The text storage backend could quite legitimately do that on its own. I'm not quite sure why the reference to page/archive tables: no two revisions are "identical" (different rev_timestamp if nothing else); each revision has a text_id to the text of the revision in the text table: you mean that a revision entry could potentially refer to an existing text_id if it was demonstrably identical, rather than creating a new entry and potentially duplicating the text itself. But the text table is not the final stage in the process, or at least it doesn't have to be; MediaWiki is happy as long as throwing that text_id into the database and cranking the handle churns out the appropriate text; it doesn't care how that text is stored or retrieved. Only in the default setting is each old_text field populated with the full text.

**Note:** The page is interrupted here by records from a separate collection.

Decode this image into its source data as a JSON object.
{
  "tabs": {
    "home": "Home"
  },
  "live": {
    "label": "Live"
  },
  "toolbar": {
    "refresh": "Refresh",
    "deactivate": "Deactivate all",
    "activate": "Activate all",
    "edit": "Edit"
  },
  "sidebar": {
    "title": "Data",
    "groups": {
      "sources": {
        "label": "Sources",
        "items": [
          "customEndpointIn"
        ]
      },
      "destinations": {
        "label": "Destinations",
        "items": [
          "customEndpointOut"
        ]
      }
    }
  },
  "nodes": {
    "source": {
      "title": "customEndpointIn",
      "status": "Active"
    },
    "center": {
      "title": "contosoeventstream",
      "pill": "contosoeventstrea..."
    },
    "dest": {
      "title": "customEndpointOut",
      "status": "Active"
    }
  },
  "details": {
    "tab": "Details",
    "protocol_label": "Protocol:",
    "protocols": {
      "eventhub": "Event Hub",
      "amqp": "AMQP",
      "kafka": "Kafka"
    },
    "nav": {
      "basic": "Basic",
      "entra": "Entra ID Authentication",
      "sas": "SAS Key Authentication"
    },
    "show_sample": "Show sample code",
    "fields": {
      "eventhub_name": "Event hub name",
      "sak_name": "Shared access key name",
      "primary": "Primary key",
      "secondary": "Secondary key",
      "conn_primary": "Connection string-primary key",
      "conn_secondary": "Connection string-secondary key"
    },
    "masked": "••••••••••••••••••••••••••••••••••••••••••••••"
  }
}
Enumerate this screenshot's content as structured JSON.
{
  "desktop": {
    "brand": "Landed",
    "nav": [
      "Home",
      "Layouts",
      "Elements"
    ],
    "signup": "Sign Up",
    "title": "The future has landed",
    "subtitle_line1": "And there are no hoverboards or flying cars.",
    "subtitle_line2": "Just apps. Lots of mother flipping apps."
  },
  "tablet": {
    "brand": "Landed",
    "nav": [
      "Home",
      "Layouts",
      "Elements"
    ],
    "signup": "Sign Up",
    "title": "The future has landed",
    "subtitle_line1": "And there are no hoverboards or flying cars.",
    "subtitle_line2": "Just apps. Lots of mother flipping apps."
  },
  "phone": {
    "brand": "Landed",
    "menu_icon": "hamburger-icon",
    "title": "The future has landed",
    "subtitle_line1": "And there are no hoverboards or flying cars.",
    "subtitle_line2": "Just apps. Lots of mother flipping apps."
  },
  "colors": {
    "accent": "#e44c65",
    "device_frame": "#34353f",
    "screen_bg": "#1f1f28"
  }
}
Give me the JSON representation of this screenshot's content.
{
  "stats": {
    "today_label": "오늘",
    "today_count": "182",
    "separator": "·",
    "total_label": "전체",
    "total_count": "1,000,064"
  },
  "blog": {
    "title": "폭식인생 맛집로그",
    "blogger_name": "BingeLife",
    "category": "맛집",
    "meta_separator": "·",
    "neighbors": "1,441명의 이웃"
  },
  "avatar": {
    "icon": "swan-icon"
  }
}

That said, I do agree that this should be done. We do it for images, we should do it for text, because it's useful for more than just data compression, as suggested by the OP. It could be used to make evaluation of reversions in extensions like AbuseFilter and FlaggedRevs much more effective and efficient, for instance. And it probably *could* be used to improve the compression of the fully-written text table.
--HM
jidanni@jidanni.org wrote in message news:87hbxlr3va.fsf@jidanni.org...
Also it could be used to say "do I really need to store this revision in the 'page' or 'archive' tables, or can I just refer to an existing identical revision".